STANDARD: Die tschechische Ratspräsidentschaft unterstützt eine rasche Visa-Liberalisierung für die Westbalkanstaaten. Allerdings ist der Kosovo, was die Vorbereitungen für eine Aufhebung des Visaregimes betrifft, noch nicht so weit wie die anderen.

Kiqmari: Wenn die Leute sich durch eine Schengen-Visaliberalisierung frei bewegen könnten, wäre dies der beste Weg, um die Demokratie in der Region zu fördern. Und es wäre eine wirtschaftliche Hilfe für den Kosovo. Ich hoffe, dass die EU den Kosovo dabei nicht ausschließt.

STANDARD: Der Kosovo ist seit fast einem Jahr unabhängig. Wie beurteilen Sie die Situation?

Kiqmari: Die Voraussagen, dass es zu Destabilisierung des Landes nach der Unabhängigkeit kommen würde, waren nicht richtig.
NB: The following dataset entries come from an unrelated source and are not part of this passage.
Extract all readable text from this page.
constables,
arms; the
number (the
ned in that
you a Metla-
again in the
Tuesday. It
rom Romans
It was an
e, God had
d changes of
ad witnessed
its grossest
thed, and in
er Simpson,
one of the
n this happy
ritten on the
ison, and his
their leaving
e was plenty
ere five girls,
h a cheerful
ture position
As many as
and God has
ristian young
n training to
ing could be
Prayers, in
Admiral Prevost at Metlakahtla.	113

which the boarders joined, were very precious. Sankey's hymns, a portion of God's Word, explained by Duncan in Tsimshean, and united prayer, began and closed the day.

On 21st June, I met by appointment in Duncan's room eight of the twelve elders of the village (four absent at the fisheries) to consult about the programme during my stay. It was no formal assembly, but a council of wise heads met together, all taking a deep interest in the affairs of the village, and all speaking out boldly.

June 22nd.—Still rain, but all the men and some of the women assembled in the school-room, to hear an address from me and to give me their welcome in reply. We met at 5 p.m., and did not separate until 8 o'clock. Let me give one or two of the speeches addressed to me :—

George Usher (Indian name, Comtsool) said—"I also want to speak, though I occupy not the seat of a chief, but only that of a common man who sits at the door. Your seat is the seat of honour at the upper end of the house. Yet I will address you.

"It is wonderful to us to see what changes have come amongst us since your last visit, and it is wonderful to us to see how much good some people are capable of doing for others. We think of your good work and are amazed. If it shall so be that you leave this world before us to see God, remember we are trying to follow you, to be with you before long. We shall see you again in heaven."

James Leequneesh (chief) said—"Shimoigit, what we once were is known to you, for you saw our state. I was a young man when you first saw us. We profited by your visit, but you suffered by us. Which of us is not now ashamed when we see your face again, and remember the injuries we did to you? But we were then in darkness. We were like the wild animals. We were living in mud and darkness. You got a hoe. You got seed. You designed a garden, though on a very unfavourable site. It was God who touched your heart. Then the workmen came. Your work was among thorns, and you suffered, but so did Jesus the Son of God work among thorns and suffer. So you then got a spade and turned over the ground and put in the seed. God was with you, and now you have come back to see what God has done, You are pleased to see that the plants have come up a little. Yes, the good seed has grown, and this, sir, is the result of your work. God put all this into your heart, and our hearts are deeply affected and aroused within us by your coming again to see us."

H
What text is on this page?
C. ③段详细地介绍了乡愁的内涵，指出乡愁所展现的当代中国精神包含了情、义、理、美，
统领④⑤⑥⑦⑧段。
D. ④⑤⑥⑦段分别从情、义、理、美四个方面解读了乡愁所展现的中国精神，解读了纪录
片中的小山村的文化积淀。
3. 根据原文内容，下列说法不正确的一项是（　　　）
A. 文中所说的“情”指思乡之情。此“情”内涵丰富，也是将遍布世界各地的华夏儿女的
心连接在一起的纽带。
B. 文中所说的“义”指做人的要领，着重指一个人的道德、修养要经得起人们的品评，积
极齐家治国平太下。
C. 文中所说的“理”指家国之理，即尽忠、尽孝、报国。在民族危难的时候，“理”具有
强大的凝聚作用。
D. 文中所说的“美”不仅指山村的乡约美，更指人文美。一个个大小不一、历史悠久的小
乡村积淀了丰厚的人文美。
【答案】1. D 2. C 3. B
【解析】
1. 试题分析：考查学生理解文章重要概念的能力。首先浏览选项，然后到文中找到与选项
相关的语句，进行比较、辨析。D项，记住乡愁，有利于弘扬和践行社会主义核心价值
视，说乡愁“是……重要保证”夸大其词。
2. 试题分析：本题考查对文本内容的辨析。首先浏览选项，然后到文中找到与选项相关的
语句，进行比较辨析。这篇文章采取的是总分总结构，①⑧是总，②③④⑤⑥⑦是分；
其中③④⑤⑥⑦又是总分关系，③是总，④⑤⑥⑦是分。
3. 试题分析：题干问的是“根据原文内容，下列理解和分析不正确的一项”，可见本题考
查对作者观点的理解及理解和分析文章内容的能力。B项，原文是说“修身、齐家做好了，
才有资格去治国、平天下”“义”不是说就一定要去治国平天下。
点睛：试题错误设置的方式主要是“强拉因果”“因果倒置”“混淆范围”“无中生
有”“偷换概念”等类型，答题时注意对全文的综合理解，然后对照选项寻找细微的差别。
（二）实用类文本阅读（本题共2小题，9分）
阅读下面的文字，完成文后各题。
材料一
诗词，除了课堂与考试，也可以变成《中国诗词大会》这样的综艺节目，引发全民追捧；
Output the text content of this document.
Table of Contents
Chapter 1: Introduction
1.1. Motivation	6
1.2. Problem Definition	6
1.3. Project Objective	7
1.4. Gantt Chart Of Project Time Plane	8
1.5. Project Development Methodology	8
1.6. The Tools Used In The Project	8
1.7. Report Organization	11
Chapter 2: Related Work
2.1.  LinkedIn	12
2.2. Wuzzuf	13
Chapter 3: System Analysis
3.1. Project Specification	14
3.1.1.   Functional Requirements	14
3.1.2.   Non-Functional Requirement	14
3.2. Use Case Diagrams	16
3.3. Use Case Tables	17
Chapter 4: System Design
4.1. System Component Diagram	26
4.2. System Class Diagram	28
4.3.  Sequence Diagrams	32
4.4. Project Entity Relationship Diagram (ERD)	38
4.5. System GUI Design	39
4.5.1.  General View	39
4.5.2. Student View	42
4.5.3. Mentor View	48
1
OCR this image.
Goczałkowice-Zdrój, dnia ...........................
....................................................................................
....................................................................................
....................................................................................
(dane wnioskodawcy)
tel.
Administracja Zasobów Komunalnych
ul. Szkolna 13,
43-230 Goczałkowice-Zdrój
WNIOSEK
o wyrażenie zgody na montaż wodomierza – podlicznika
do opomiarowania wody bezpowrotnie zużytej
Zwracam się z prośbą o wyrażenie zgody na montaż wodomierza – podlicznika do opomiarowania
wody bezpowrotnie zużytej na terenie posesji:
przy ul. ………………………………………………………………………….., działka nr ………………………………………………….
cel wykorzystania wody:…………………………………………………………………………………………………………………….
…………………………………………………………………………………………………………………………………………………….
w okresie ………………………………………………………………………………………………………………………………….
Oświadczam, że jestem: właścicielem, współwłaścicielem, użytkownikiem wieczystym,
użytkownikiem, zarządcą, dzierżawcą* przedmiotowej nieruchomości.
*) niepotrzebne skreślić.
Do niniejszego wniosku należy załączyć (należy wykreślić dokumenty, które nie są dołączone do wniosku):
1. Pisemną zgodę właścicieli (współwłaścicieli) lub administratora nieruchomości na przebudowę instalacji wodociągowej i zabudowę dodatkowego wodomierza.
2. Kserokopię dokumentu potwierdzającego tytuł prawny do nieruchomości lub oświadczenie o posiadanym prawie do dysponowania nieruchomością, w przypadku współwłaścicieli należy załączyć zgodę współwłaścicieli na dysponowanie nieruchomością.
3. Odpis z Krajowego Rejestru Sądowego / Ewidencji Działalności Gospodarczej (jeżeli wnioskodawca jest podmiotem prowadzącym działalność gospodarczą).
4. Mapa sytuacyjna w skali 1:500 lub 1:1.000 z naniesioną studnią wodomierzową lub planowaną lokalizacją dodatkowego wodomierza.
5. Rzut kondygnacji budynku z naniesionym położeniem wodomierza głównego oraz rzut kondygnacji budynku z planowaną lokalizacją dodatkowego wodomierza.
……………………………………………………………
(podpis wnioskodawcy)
Der Prozess ist ganz friedlich gelaufen. Auch die serbische Minderheit versucht sich zu integrieren, der Prozess ist aber nicht leicht.

STANDARD: In Mitrovica gab es erst jüngst wieder Ausschreitungen. Welche Rolle spielt Belgrad dabei?

Kiqmari: Wir haben erwartet, dass die neue serbische Regierung ihre Position wechselt und auch die Integration der serbischen Mitbürger im Kosovo fördert. Leider ist das nicht der Fall. Die serbische Politik ist noch immer der Vergangenheit verbunden.

Aber in der serbischen Enklave Gracanica gibt es rationalistischere Politiker als etwa in Mitrovica, wo es radikale Kräfte gibt. Unsere Regierung versucht jedenfalls auch im Norden zu investieren, damit die Integration der serbischen Mitbürger gefördert wird.

STANDARD: Geplant war ja eigentlich, dass die Integration der Minderheiten durch den Ahtisaari-Plan umgesetzt wird. Den Ahtisaari-Plan darf nun aber auch die EU-Mission Eulex offiziell gar nicht umsetzen. Hat die Regierung eine Kooperation mit den serbischen Enklaven?

Kiqmari: Wenn es nach den Wahlergebnissen gehen würde, dann wären vielleicht drei Serben im kosovarischen Parlament, so sind es durch den Ahtisaari-Plan garantiert zehn Parlamentssitze und wir haben zwei serbische Minister.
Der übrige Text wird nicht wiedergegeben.